= Federal Commissioner of Taxation v Peabody =

Judgement of the High Court of Australia

Federal Commissioner of Taxation v Peabody was a 1994 High Court of Australia tax case concerning certain transactions made by the Peabody family business. The Australian Taxation Office (ATO) sought to apply the Part IVA
general anti-avoidance provisions of the Income Tax Assessment Act 1936.

The case was decided in favour of the taxpayer Mary Peabody, on the slightly technical grounds that there wasn't a reasonable expectation she would have received the income in question (from the family trust) in the year and under the interpretation asserted by the ATO.

The significance of the case today, and the reason it is frequently cited, is principally its place in judicial interpretation of Part IVA. The ATO in particular did not regard the case as a complete loss; they took remarks in the judgements as confirming their interpretation of that legislation.

== Transaction ==

The Peabody family and Ray Kleinschmidt owned a business producing fly ash, also known as pozzolan, used in concrete. It was a set of four companies, called the Pozzolanic Group. Kleinschmidt owned 38%, and the Peabody family owned 62%, through a family trust. The trustee was a company of which husband and wife Terence and Mary Peabody were directors, and the beneficiaries were Mary Peabody and their two sons.

Terence Peabody had planned for some time to buy Kleinschmidt's share then float 50% of the total business on the Australian Securities Exchange (ASX). In late 1985 he and Kleinschmidt reached an agreement where Kleinschmidt would sell his shares for $8.6 million, an amount which was based on a business valuation and which was to remain confidential.

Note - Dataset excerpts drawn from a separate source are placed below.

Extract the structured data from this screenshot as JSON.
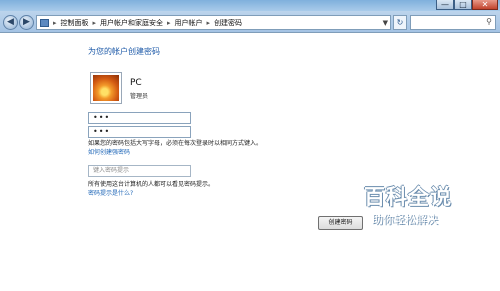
{
  "window": {
    "minimize": "—",
    "maximize": "□",
    "close": "✕"
  },
  "address": {
    "crumbs": [
      "控制面板",
      "用户帐户和家庭安全",
      "用户帐户",
      "创建密码"
    ],
    "separator": "▸",
    "search_placeholder": ""
  },
  "main": {
    "heading": "为您的帐户创建密码",
    "user_name": "PC",
    "user_role": "管理员",
    "password_mask": "•••",
    "confirm_mask": "•••",
    "case_note": "如果您的密码包括大写字母，必须在每次登录时以相同方式键入。",
    "create_strong_link": "如何创建强密码",
    "hint_placeholder": "键入密码提示",
    "hint_note": "所有使用这台计算机的人都可以看见密码提示。",
    "hint_link": "密码提示是什么?",
    "create_button": "创建密码"
  },
  "watermark": {
    "title": "百科全说",
    "subtitle": "助你轻松解决"
  },
  "colors": {
    "accent": "#1e5aa8",
    "link": "#1e66b7"
  }
}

Instead of Terence Peabody or the family trust buying out Kleinschmidt directly, the transaction was structured as follows.

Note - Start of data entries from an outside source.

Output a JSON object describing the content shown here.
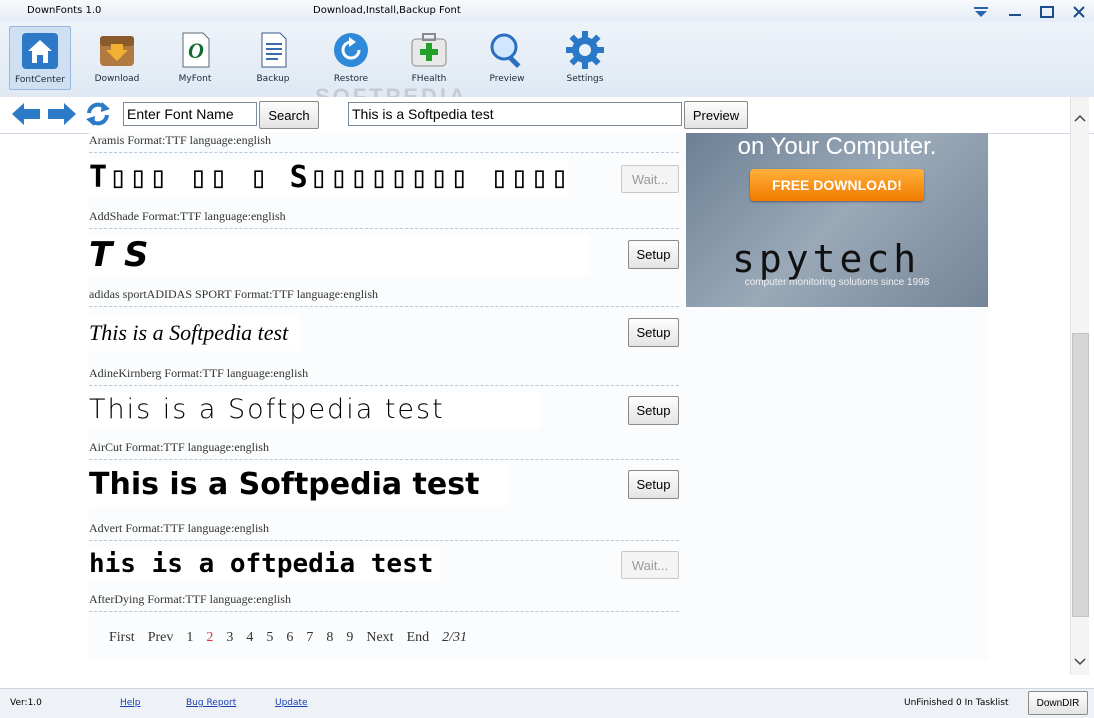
{
  "window": {
    "app_title": "DownFonts 1.0",
    "title": "Download,Install,Backup Font"
  },
  "toolbar": {
    "items": [
      {
        "label": "FontCenter",
        "icon": "house-icon"
      },
      {
        "label": "Download",
        "icon": "download-box-icon"
      },
      {
        "label": "MyFont",
        "icon": "font-file-icon"
      },
      {
        "label": "Backup",
        "icon": "document-icon"
      },
      {
        "label": "Restore",
        "icon": "restore-icon"
      },
      {
        "label": "FHealth",
        "icon": "health-kit-icon"
      },
      {
        "label": "Preview",
        "icon": "magnifier-icon"
      },
      {
        "label": "Settings",
        "icon": "gear-icon"
      }
    ],
    "active": "FontCenter"
  },
  "watermark": "SOFTPEDIA",
  "nav": {
    "search_value": "Enter Font Name",
    "search_button": "Search",
    "preview_text": "This is a Softpedia test",
    "preview_button": "Preview"
  },
  "fonts": [
    {
      "name": "Aramis",
      "format": "TTF",
      "language": "english",
      "meta": "Aramis Format:TTF language:english",
      "preview": "",
      "action": ""
    },
    {
      "name": "AddShade",
      "format": "TTF",
      "language": "english",
      "meta": "AddShade Format:TTF language:english",
      "preview": "T▯▯▯ ▯▯ ▯ S▯▯▯▯▯▯▯▯ ▯▯▯▯",
      "action": "Wait..."
    },
    {
      "name": "adidas sportADIDAS SPORT",
      "format": "TTF",
      "language": "english",
      "meta": "adidas sportADIDAS SPORT Format:TTF language:english",
      "preview": "T                                              S",
      "action": "Setup"
    },
    {
      "name": "AdineKirnberg",
      "format": "TTF",
      "language": "english",
      "meta": "AdineKirnberg Format:TTF language:english",
      "preview": "This is a Softpedia test",
      "action": "Setup"
    },
    {
      "name": "AirCut",
      "format": "TTF",
      "language": "english",
      "meta": "AirCut Format:TTF language:english",
      "preview": "This is a Softpedia test",
      "action": "Setup"
    },
    {
      "name": "Advert",
      "format": "TTF",
      "language": "english",
      "meta": "Advert Format:TTF language:english",
      "preview": "This is a Softpedia test",
      "action": "Setup"
    },
    {
      "name": "AfterDying",
      "format": "TTF",
      "language": "english",
      "meta": "AfterDying Format:TTF language:english",
      "preview": "his is a oftpedia test",
      "action": "Wait..."
    }
  ],
  "pager": {
    "first": "First",
    "prev": "Prev",
    "pages": [
      "1",
      "2",
      "3",
      "4",
      "5",
      "6",
      "7",
      "8",
      "9"
    ],
    "current": "2",
    "next": "Next",
    "end": "End",
    "position": "2/31"
  },
  "ad": {
    "headline": "on Your Computer.",
    "button": "FREE DOWNLOAD!",
    "logo": "spytech",
    "tagline": "computer monitoring solutions since 1998"
  },
  "status": {
    "version": "Ver:1.0",
    "help": "Help",
    "bug_report": "Bug Report",
    "update": "Update",
    "tasklist": "UnFinished 0 In Tasklist",
    "downdir": "DownDIR"
  }
}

The Peabody trust bought a shelf company called Loftway and Kleinschmidt sold his shares to it for the agreed $8.6 million. The Peabodys (now 100% owners) then had the Pozzolanic group companies convert those shares to "Z class" and restrict their rights, rendering them worthless. The shares the Peabody trust owned were then all that remained, a 100% interest in the business (apart from a few owned by Terence Peabody in his own name).

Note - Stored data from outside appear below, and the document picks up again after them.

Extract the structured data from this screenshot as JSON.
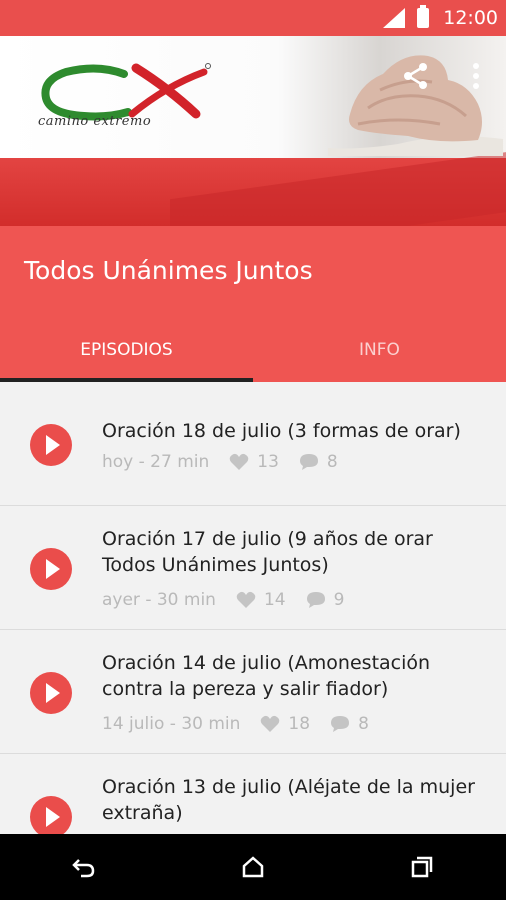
{
  "status": {
    "time": "12:00"
  },
  "header": {
    "logo_text": "camino extremo",
    "logo_letters": "CX"
  },
  "appbar": {
    "title": "Todos Unánimes Juntos",
    "tabs": [
      {
        "label": "EPISODIOS"
      },
      {
        "label": "INFO"
      }
    ]
  },
  "episodes": [
    {
      "title": "Oración 18 de julio (3 formas de orar)",
      "date": "hoy - 27 min",
      "likes": "13",
      "comments": "8"
    },
    {
      "title": "Oración 17 de julio (9 años de orar Todos Unánimes Juntos)",
      "date": "ayer - 30 min",
      "likes": "14",
      "comments": "9"
    },
    {
      "title": "Oración 14 de julio (Amonestación contra la pereza y salir fiador)",
      "date": "14 julio - 30 min",
      "likes": "18",
      "comments": "8"
    },
    {
      "title": "Oración 13 de julio (Aléjate de la mujer extraña)",
      "date": "",
      "likes": "",
      "comments": ""
    }
  ],
  "colors": {
    "accent": "#ef5552",
    "play": "#ea4d4b",
    "logo_green": "#2e8b2e",
    "logo_red": "#d2232a"
  }
}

The money to pay Kleinschmidt was provided by Westpac subscribing for $8.6 million worth of Loftway preference shares. The interest on them was obtained from the Pozzolanic companies paying dividends to Loftway, which in turn paid dividends to Westpac. The capital was repaid after the float when the Peabody trust lent $8.6 million from the float proceeds to Loftway in order for it to redeem Westpac's shares. That loan was subsequently forgiven by the trust.

This indirect structure had three apparent purposes,

- Kleinschmidt's shares "disappeared", so when Pozzolanic floated it was not necessary to disclose how much Kleinschmidt was paid. This had two motivations,
  - It respected Kleinschmidt's wish for confidentiality.
  - It wouldn't make the new investors wonder why they were being asked to pay a higher price after just a short period of time. Kleinschmidt's sale valued the total business at $24 million, the float price valued it at $30 million.
- If the Peabody trust bought shares from Kleinschmidt then sold them to the public, it would have incurred capital gains tax on the price difference.
- The money borrowed (from Westpac) to pay Kleinschmidt could be obtained at lesser cost by paying interest with dividends, because dividends were eligible for intercorporate rebates in Westpac's hands.

The last point is a little unclear. Perhaps it was that Loftway's ownership of Pozzolanic shares was not an income producing purpose, so plain interest payments would not be tax deductible. If so then that would be in a sense a consequence of using Loftway, rather than an independent rationale for the structure.

== Assessment and court ==

The Australian Taxation Office (ATO) took the view that the mechanism was a tax avoidance scheme, a scheme which came under Part IVA of the Income Tax Assessment Act 1936. The ATO treated the transaction as Kleinschmidt selling to the Peabody trust, and then on-selling to the public in the float, making a profit of the difference. This was a capital gain, and the 1/3 of that attributable to Mary Peabody as trust beneficiary was $888,005. The ATO added that to her return for the year ending 30 June 1986.

Mary Peabody lodged an objection to the ATO assessment, which the ATO disallowed. She then asked the ATO to refer it to the Federal Court (as any taxpayer may do). Her argument was that the transaction was structured as it was for the commercial reasons of confidentiality and the cost of financing, as described above.

Justice O'Loughlin in the Federal Court agreed with the ATO that the devaluation to Z-class shares was a scheme, and considered the argument about non-disclosure to be a "red herring".

Mrs Peabody appealed to the full bench of the court, and they instead considered the transfer, financing and float together, and found for her. The ATO went to the High Court, which upheld the full bench decision.